Despite Hamilton’s disappointment it’s fair to say Mercedes couldn’t show its true pace in the race in particular because of the strategy that cost significant time in the long first stint.

As Wolff said, Mercedes was better than the result suggested – although the prospect of a podium finish seems over-optimistic.

WHAT’S BEEN MISLEADING MERCEDES

The generally smoother weekend and improved qualifying showing, regardless of the final result, explains why Mercedes can at least be slightly encouraged. In particular, the pace in the high-speed first sector was positive.

Year-on-year Mercedes was 0.332s faster in the first sector: the second biggest gain of any team, with the W14 having been extremely mediocre through the sweeps in 2023.

So this was another real silver lining. As Wolff said: “It was one of the worst tracks for us last year and we're pretty close to the frontrunners - not Max, but the guys behind, in qualifying.

“That came as a surprise. We were very quick through the esses, where last year we were nowhere.”

But beyond the gains Mercedes has made with its car, there is a point of confusion. Something about its development tools has been misleading the team. There has been talk of potential miscorrelation for several weekends now, beyond what would be considered a normal amount between the virtual world and the track.

Wolff said in Japan that the downforce Mercedes expects from this car is there, and is measurable, it just is not turning into performance.

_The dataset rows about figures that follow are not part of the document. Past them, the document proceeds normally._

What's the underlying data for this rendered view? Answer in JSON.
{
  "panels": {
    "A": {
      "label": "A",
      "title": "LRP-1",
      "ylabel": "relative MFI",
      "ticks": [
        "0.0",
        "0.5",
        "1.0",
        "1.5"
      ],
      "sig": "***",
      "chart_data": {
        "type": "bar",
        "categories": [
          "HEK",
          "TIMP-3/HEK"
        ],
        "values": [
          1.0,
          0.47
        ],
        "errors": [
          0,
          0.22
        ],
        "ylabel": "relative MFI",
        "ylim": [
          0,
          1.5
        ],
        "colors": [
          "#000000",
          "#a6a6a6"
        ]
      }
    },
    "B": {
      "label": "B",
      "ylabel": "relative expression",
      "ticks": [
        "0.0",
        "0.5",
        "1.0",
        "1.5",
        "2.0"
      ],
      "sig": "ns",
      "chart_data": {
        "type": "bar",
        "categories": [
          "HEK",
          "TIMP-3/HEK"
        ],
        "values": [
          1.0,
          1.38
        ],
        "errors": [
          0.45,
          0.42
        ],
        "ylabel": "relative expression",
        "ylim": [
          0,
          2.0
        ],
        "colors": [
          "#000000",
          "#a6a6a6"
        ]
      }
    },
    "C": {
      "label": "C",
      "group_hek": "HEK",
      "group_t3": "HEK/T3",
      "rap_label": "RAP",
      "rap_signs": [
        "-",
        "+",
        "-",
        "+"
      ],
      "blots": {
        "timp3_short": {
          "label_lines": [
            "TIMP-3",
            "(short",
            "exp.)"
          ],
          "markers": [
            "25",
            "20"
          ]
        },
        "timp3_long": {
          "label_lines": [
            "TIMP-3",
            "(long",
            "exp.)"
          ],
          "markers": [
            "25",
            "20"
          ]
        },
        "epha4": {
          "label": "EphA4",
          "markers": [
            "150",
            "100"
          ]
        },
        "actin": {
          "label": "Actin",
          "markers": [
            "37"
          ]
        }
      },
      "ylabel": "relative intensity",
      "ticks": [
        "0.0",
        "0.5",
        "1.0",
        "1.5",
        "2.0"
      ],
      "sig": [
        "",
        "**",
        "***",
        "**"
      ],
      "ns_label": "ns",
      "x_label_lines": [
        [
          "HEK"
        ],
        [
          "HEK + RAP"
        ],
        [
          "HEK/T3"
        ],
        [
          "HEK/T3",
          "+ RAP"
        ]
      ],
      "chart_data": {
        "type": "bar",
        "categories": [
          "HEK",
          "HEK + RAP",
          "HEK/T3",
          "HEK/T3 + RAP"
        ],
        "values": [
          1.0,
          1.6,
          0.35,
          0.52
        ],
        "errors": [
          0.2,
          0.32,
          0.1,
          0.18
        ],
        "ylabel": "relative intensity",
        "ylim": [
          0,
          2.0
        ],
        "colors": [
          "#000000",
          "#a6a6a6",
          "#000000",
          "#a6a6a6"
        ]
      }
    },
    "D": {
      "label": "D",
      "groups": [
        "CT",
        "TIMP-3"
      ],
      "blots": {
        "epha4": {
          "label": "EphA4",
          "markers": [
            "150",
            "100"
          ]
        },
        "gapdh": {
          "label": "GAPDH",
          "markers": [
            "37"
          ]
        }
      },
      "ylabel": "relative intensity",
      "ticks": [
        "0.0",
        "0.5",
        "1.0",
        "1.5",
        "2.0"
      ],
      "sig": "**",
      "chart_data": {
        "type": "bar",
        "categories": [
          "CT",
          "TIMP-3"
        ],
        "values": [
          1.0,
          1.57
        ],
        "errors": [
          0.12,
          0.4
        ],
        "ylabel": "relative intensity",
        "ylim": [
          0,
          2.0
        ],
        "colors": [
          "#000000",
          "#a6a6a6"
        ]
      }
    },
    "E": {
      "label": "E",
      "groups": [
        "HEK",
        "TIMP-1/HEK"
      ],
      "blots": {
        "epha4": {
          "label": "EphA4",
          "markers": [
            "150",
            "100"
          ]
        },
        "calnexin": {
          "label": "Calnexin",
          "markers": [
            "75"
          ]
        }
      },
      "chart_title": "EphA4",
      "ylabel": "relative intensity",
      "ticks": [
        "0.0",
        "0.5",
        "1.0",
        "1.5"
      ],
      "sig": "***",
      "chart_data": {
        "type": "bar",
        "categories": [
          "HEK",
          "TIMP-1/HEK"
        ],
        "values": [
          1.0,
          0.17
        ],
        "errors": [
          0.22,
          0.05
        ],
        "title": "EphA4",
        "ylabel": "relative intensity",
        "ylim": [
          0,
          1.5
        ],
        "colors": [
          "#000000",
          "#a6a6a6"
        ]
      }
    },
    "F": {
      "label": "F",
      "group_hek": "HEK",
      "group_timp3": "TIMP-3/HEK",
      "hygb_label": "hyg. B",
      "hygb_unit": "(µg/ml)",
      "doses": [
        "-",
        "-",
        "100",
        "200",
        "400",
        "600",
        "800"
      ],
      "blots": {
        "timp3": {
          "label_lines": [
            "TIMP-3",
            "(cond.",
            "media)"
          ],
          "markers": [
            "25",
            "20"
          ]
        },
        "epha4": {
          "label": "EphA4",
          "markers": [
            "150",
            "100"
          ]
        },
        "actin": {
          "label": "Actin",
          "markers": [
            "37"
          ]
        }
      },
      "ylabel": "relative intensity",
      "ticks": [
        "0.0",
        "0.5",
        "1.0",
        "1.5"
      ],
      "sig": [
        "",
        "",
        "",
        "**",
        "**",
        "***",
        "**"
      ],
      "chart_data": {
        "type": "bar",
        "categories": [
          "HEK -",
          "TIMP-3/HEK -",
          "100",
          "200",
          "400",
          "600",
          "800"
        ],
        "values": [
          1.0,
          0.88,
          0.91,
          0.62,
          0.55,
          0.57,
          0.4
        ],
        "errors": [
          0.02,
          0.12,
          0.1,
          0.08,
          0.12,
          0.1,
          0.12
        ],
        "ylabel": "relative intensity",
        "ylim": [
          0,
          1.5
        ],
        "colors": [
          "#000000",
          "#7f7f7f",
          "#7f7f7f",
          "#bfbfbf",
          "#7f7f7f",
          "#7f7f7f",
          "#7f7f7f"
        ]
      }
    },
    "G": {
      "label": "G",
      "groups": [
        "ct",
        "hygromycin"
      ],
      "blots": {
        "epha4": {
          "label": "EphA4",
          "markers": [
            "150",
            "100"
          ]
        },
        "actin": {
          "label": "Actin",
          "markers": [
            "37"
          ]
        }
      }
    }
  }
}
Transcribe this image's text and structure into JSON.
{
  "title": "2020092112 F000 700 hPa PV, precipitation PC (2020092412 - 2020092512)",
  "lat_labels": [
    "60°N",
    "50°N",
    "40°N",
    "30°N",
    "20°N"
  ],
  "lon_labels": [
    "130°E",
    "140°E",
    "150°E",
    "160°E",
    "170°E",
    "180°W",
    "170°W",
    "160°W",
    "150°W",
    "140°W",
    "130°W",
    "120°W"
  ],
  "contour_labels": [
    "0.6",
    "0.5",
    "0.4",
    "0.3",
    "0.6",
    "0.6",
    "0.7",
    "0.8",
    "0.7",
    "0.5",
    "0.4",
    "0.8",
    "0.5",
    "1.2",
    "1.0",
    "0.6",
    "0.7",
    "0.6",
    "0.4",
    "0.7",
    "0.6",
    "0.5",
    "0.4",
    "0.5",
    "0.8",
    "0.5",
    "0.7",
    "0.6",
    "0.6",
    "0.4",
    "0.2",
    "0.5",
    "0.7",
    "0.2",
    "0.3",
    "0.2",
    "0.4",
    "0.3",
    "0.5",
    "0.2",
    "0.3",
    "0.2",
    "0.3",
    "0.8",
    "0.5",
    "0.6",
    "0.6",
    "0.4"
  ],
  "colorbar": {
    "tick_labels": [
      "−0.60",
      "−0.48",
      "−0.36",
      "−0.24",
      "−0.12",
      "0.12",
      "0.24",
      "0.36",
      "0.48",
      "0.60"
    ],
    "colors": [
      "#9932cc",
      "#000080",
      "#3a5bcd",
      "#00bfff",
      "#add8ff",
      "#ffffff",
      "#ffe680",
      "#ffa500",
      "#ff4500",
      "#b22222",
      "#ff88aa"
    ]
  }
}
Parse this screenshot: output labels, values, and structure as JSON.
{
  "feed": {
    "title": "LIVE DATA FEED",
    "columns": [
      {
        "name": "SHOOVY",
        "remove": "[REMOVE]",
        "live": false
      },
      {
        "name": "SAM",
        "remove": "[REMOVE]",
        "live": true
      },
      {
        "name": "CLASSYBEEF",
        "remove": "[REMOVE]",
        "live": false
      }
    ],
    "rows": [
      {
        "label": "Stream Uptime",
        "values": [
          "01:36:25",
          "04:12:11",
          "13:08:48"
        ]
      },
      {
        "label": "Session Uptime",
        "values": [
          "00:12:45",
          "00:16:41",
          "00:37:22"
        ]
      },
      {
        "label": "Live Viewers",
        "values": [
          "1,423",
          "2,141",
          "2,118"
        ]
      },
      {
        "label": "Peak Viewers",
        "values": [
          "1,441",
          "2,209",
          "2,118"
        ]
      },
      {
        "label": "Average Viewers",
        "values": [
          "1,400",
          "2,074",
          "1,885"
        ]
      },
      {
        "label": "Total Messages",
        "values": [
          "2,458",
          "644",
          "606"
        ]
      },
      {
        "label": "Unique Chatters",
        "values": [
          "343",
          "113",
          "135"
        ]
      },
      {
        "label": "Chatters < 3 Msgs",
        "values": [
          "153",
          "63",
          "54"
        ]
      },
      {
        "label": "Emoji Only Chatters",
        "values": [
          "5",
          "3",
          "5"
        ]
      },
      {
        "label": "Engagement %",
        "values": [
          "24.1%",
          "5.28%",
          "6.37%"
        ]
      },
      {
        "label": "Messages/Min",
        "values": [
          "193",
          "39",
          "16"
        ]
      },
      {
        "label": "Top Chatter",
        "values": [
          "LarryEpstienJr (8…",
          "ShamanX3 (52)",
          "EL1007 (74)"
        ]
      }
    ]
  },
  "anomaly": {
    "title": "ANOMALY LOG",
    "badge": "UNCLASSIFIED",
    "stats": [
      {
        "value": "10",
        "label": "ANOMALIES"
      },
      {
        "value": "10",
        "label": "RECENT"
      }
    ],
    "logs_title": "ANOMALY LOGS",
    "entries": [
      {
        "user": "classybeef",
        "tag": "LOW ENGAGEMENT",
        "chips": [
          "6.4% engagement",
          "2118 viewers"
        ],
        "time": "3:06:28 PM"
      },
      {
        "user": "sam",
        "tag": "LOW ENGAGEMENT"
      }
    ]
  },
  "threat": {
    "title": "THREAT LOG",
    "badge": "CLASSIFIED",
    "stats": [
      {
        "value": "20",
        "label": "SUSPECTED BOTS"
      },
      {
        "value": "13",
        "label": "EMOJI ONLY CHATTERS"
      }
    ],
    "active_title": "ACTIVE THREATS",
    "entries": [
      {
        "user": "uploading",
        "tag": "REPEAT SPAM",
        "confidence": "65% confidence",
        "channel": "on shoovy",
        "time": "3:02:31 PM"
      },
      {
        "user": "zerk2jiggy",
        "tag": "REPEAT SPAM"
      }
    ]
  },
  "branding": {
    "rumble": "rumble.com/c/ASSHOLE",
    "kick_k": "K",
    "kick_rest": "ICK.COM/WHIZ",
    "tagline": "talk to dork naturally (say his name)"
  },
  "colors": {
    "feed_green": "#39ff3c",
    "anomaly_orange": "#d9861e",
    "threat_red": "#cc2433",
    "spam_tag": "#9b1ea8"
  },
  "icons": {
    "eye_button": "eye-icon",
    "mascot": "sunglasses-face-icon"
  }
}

“We're measuring downforce with our sensors, pressure taps, and it's saying we have 70 points more downforce in a particular corner in Melbourne than we had last year, but on the laptime, it's not a km/h faster,” Wolff said.

“So where is the limitation? We wanted to tick some boxes to understand, is there a limitation we haven't spotted, and I think there is.”

Wolff had previously suggested that “there is still this behaviour of the car in a certain speed range that our sensors and simulations say ‘this is where we should have the downforce’, and we are not having it".

But that is not quite the case, as he emphatically confirmed this when asked by The Race to clarify if the downforce is there but the laptime isn’t.

“That's exactly what I'm saying, yeah,” he said.

“Everything over these two years that you have seen points that there should be more downforce than we believe there is. Now we've measured the downforce and it's there, we're just not able to extract the laptime out of it that we should and that simulations show us.

“And it's not trivial. I see you looking at me like 'what the hell?' - and imagine what we think!”